|Final Fantasy Tactics A2 Character|
- “The leader of Clan Gully, Luso's new family in Ivalice. A mentor and help to Luso in many ways, though ties to a mysterious organization shadows his past. Though a Revgaji, Cid has mastered the jobs of the Bangaa.”
Cid is a character from Final Fantasy Tactics A2: Grimoire of the Rift. The Rev leader of a group of hunters, Clan Gully, Cid will make his first appearance by saving Luso from being attacked by a monster, alongside his clanmates from Clan Gully. Intent to help Luso return to his world, Cid acts as a big brother throughout the story, serving a major role not only in the main quests, but also in some sidequests. He seems to hide a mysterious past and connection with Illua and the Khamja.
Meeting with LusoEdit
Cid appears with a viera White Mage and a nu mou Black Mage, hunting a mark, Klesta, who plays an integral role in the game during most of the quests involving House Bowen. Before the mission even begins, Luso Clemens arrives in a flash of light and lands in the middle of the battlefield. Fearing for his safety, Cid tells Luso to trust him and guarantees that Klesta will not do such a thing. Cid then summons a Judge, and the battle is stopped. Luso then swears to serve Clan Gully and becomes a member of it.
Cid was previously a member of Khamja, serving as one of Illua's servants. But then Cid lost faith in the organization due to its rules and in-fighting as well as methods. During his attempt to leave the clan permanently, Illua attacked him and left him for dead. It was then that Cid saw a Judge, and realizing the value of life, took a pledge to dedicate his life to a clan, Clan Gully, which would in consequence grant him partial immortality, as members of adjudged clans cannot die from battle. It is sometime after this that the game's plot begins.
Cid can access all bangaa Jobs and functions as a bangaa with relation to laws; for example, the law which forbids "Actions by Bangaa" will be broken if Cid uses an ability in battle. In addition, he is the strongest unit in the clan at the beginning of the game.
At the beginning, he is a guest unit, meaning he cannot be controlled. He will become fully playable when Luso gains access to Fluorgis.
As with all other bangaa units in the game, Cid is best served as a long-distance tank unit. Have him train/level up for some time as a Dragoon, Master Monk, and Templar until he masters the majority or all of the corresponding Jobs' abilities. Then make him a Trickster or a Cannoneer (up to personal preference, but the Trickster is recommended due to its severely high Speed increase) and master their abilities as well.
After that, keep leveling Cid up, alternating between Dragoon, Templar, Master Monk, and Trickster (or other Jobs if you wish). Remember to concentrate on Trickster, though. Once he reaches level 99 (or whatever other level you have in mind) he will be one of the strongest units in the game, trained in all or most of his stats (including magic), making him an unstoppable war machine, especially with the Trickster's and Templar's abilities.

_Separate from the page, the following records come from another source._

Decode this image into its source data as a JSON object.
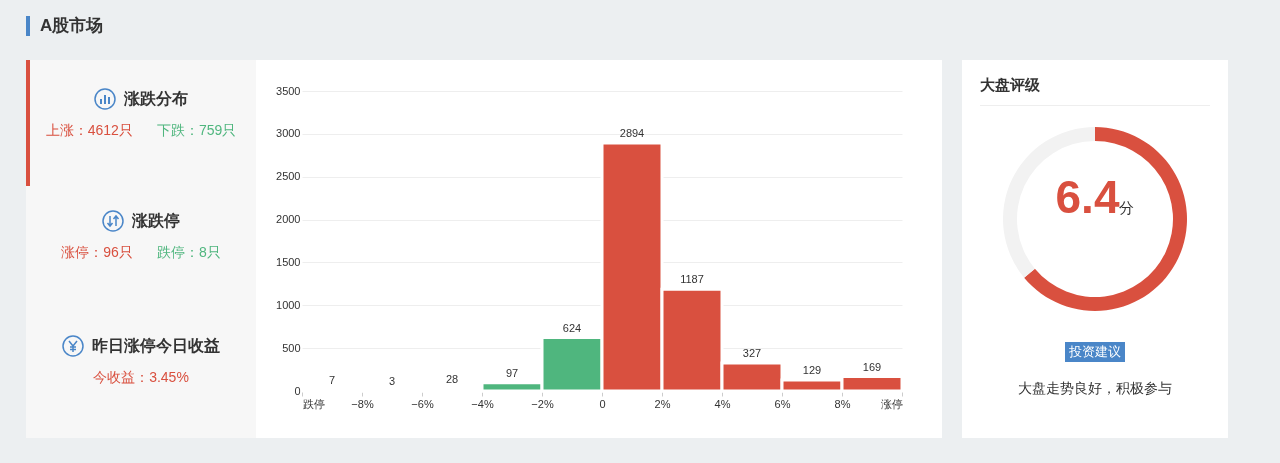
{
  "chart_data": [
    {
      "type": "other",
      "title": "A股市场",
      "annotations": [
        "涨跌分布",
        "上涨：4612只",
        "下跌：759只",
        "涨跌停",
        "涨停：96只",
        "跌停：8只",
        "昨日涨停今日收益",
        "今收益：3.45%"
      ]
    },
    {
      "type": "histogram",
      "bins": [
        -10,
        -8,
        -6,
        -4,
        -2,
        0,
        2,
        4,
        6,
        8,
        10
      ],
      "values": [
        7,
        3,
        28,
        97,
        624,
        2894,
        1187,
        327,
        129,
        169
      ],
      "colors": [
        "#4fb67e",
        "#4fb67e",
        "#4fb67e",
        "#4fb67e",
        "#4fb67e",
        "#d9503f",
        "#d9503f",
        "#d9503f",
        "#d9503f",
        "#d9503f"
      ],
      "xlim": [
        -10,
        10
      ],
      "xticks": [
        {
          "value": -10,
          "label": "跌停"
        },
        {
          "value": -8,
          "label": "−8%"
        },
        {
          "value": -6,
          "label": "−6%"
        },
        {
          "value": -4,
          "label": "−4%"
        },
        {
          "value": -2,
          "label": "−2%"
        },
        0,
        {
          "value": 2,
          "label": "2%"
        },
        {
          "value": 4,
          "label": "4%"
        },
        {
          "value": 6,
          "label": "6%"
        },
        {
          "value": 8,
          "label": "8%"
        },
        {
          "value": 10,
          "label": "涨停"
        }
      ],
      "ylim": [
        0,
        3500
      ],
      "yticks": [
        0,
        500,
        1000,
        1500,
        2000,
        2500,
        3000,
        3500
      ],
      "grid": "y",
      "data_labels": true
    },
    {
      "type": "donut",
      "title": "大盘评级",
      "categories": [
        null,
        null
      ],
      "values": [
        64,
        36
      ],
      "colors": [
        "#d9503f",
        "#f2f2f2"
      ],
      "annotations": [
        "6.4",
        "分",
        "投资建议",
        "大盘走势良好，积极参与"
      ]
    }
  ]
}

The name of Cid's musical theme is "Cid". Another song which uses parts of this theme is "Mad Dash!". "Cid" is also played when Al-Cid Margrace is recruited to the player's clan.

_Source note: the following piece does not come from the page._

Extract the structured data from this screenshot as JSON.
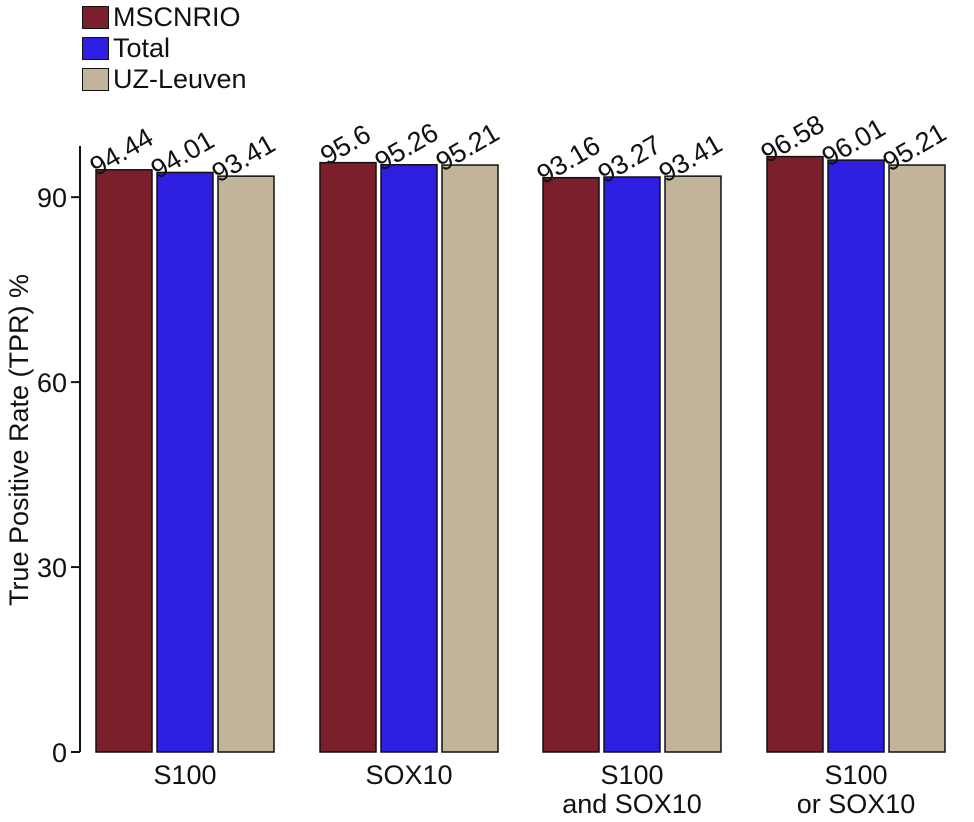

Cid appears in the Final Fantasy Trading Card Game.
Cid is a recurring name in the Final Fantasy series.The word Cid derives from the Old Spanish loanword 'Çid', which comes from the dialectal Arabic word سيد sîdi or sayyid, which means "Lord" or "Master".

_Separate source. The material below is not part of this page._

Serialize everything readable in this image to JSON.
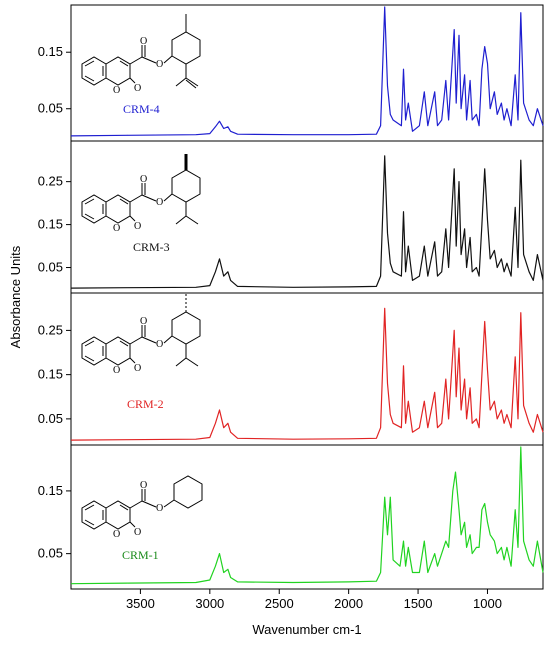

- During an interview with character designer Ryōma Itō, it was revealed that Cid was originally supposed to be thinner, but the idea was scrapped in favor of the final artwork.
- Some of these early designs of a thinner Cid were used to design Lezaford.
- In that same interview, Ito said that some inspiration for the bulkier Cid's structure came from American bison. To fit with this, he was given clothes with South and Central American colors and themes.
- In the Spanish translation he speaks in Andalusian Spanish, usually speaking with abbreviations and words usually associated with country people.